A transistor lets a small input current control a much larger output current. By the end of the week you can build a circuit where a small "input" current (the kind a microcontroller pin can provide) switches a higher-current load (a buzzer or small motor).
This is the last pre-microcontroller week. Week 7 brings the Arduino R4.
Reading (~45 min)
- Horowitz and Hill, The Art of Electronics, Ch 2 §2.1 (transistors as switches). Skim the rest of Ch 2; come back to it as needed
- The kit's transistor datasheet (typically a 2N2222 or 2N3904 NPN). Find the typical Hfe (current gain) and the maximum collector current
Lecture (~1.5 hr)
- What a transistor is, simply. Three pins: base, collector, emitter. A small current into the base lets a larger current flow from collector to emitter. The ratio is the current gain (Hfe), typically 100-300 for hobby transistors
- NPN vs PNP. NPN is the default in HW-101; the conventional current flows from collector to emitter when the base is pulled high. PNP works inversely; ignore it for HW-101 unless you have a specific reason
- Why a microcontroller cannot drive a motor directly. A typical microcontroller pin can source ~20 mA. A small motor or buzzer needs hundreds of mA. The transistor bridges the gap
- The protective resistor at the base. Required. Limits the base current to a safe level. Typical value: 1 kΩ for a 5 V control signal driving a 2N2222
- The flyback diode. When you switch off a motor, the motor's coil tries to keep current flowing; that energy has to go somewhere. A reverse-biased diode across the motor protects the transistor by giving the energy a safe path. Required for inductive loads (motors, relays); not needed for resistive loads (buzzers, LEDs)
Lab exercises (~2 hr)
Lab 6.1: Transistor Switch. Build an NPN transistor switch that turns on the kit's small buzzer (or piezo) when a manual control pin is pulled high. Measure base current vs collector current; verify the gain. ~90 minutes.
Independent practice (~3 hr)
- Build a transistor-switch circuit with the buzzer replaced by the kit's small DC motor. Add the flyback diode. Verify the motor runs when controlled
- Try the same circuit without the flyback diode. Use a multimeter set to its highest voltage range to measure the spike at switch-off (it can exceed 20 V for a brief instant). This is why the flyback diode exists
- Read the 2N2222 datasheet's "saturation" specifications. Find Vce(sat), the voltage drop across the transistor when fully on. Notice it is small but nonzero; the transistor is not a perfect switch
Reflection prompts
- The transistor gives current gain: a small input current controls a larger output current. Where does the extra current come from?

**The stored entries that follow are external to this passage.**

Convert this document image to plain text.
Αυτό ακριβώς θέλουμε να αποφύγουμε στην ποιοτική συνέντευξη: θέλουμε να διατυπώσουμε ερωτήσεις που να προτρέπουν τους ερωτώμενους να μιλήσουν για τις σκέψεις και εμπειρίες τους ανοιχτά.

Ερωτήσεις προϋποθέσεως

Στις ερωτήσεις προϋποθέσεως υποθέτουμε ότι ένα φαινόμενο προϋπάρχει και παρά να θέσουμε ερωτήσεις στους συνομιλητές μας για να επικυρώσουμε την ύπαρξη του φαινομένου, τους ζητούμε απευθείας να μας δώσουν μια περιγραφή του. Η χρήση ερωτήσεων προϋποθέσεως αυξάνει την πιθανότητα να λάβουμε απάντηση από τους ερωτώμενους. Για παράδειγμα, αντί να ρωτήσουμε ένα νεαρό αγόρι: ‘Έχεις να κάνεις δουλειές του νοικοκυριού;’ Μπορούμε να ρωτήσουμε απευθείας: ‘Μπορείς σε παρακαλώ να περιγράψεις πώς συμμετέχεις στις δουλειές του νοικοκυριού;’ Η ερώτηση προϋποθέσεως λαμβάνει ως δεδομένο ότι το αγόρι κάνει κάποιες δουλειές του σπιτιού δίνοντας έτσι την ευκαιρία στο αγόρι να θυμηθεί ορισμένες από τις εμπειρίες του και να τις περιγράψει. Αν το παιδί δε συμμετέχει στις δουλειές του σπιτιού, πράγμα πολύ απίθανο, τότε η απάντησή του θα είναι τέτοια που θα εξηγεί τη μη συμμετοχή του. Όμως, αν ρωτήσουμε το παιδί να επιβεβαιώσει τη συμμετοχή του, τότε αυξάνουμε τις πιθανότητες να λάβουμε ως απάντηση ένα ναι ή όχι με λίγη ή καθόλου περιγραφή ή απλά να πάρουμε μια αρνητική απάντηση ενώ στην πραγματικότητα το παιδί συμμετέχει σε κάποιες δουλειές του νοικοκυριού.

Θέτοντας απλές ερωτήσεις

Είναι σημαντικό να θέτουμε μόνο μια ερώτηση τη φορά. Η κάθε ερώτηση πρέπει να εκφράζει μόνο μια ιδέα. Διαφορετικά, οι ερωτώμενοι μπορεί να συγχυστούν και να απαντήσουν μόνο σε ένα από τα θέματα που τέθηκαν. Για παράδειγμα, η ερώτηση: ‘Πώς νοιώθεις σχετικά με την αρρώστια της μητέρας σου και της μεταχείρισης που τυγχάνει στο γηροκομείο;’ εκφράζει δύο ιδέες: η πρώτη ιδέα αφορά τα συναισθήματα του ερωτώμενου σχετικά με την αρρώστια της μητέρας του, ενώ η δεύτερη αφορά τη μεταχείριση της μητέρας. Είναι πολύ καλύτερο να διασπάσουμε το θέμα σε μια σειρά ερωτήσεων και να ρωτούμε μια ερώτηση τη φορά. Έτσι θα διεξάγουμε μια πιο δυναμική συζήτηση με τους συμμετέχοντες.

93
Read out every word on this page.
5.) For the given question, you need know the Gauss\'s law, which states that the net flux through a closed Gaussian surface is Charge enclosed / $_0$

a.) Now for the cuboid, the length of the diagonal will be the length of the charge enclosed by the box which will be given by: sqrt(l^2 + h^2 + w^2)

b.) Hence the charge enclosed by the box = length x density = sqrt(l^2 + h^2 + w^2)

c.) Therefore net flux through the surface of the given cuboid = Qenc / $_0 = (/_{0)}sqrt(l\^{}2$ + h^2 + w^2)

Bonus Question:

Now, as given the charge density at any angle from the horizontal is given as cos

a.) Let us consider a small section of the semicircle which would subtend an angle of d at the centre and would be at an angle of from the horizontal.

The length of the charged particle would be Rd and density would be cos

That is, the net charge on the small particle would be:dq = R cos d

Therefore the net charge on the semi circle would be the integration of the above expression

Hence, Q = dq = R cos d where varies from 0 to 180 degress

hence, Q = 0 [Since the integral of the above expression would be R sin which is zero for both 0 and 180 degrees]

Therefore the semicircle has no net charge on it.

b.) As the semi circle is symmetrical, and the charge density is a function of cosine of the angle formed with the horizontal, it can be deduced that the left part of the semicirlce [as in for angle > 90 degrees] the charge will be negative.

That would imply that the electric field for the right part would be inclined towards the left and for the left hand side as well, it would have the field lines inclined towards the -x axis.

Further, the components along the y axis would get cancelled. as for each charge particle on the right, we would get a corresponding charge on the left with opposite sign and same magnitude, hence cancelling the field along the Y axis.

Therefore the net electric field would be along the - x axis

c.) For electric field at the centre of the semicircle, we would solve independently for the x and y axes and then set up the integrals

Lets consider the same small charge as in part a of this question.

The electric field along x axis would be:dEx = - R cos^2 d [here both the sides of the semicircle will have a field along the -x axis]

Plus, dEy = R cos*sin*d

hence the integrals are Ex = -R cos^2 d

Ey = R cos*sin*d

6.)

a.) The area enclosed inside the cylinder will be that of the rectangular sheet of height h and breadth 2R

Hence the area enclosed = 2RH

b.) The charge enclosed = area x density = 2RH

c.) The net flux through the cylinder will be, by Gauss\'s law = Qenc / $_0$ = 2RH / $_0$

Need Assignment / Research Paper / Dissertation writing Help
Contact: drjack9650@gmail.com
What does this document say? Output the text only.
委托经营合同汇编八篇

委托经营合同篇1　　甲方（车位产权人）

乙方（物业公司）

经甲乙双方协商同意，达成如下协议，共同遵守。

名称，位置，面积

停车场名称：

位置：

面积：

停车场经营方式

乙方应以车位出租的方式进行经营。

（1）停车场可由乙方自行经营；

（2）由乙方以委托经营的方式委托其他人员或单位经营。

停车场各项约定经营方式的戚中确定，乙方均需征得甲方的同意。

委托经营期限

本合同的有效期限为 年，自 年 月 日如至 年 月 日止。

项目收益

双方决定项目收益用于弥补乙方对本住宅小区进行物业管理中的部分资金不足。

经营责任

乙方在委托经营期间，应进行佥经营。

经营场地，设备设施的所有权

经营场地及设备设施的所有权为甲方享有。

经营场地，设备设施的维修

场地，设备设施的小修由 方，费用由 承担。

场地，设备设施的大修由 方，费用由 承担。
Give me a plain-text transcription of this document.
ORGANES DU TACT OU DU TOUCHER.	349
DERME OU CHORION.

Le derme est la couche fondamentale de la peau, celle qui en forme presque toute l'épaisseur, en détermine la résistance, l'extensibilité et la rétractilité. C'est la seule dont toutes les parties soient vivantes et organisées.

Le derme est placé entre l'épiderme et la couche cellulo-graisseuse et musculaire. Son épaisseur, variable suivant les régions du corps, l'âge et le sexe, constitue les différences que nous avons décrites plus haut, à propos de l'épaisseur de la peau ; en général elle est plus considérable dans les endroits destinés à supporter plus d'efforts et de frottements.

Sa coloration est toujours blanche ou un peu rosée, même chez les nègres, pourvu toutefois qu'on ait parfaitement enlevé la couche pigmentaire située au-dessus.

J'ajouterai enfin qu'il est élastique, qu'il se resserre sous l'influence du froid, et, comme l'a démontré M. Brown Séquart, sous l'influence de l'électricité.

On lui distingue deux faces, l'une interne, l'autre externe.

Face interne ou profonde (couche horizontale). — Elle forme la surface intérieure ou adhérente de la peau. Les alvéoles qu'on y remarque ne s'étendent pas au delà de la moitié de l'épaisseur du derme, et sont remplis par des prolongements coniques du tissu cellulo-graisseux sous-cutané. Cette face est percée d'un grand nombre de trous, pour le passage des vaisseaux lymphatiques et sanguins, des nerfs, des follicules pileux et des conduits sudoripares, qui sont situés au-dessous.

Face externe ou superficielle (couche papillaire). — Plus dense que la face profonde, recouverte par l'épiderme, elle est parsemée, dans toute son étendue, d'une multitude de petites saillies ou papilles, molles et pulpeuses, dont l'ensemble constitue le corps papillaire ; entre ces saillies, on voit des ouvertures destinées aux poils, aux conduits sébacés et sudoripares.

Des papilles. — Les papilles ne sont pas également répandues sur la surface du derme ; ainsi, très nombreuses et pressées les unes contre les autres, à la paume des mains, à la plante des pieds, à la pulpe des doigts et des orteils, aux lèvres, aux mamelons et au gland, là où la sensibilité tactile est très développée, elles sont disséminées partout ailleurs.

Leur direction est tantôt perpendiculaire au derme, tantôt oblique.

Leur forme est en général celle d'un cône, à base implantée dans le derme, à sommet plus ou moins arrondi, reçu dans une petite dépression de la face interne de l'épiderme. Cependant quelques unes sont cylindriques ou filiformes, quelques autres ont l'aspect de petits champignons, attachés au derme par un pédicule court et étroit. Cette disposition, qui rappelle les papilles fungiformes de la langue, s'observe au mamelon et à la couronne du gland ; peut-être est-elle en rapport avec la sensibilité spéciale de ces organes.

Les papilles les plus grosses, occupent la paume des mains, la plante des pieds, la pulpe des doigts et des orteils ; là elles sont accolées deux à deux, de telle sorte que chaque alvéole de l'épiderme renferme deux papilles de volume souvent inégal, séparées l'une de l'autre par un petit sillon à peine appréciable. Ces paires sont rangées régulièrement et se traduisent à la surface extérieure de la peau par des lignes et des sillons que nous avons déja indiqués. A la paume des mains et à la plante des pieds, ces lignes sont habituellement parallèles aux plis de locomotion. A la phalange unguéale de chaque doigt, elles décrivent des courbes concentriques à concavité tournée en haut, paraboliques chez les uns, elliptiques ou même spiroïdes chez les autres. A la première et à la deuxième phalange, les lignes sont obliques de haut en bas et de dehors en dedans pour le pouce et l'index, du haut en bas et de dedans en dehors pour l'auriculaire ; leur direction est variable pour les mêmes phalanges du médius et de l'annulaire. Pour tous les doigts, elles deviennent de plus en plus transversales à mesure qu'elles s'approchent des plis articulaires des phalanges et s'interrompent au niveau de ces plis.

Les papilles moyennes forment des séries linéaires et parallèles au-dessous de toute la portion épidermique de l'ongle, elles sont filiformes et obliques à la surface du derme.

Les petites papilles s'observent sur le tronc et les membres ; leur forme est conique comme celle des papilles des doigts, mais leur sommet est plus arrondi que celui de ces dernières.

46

- The flyback diode is required for inductive loads but not for resistive ones. Build the intuition: why does the inductor try to keep current flowing when you switch off, and why does the resistor not?
- You are about to start microcontroller work next week. List two specific things from weeks 1-6 you expect to use every week from now on
What's next
Week 7 is the bridge. You meet the Arduino R4. You write your first sketch. The built-in LED blinks. The course shifts from "build circuits with passive components" to "build circuits a small computer controls." Everything you learned in weeks 1-6 still applies.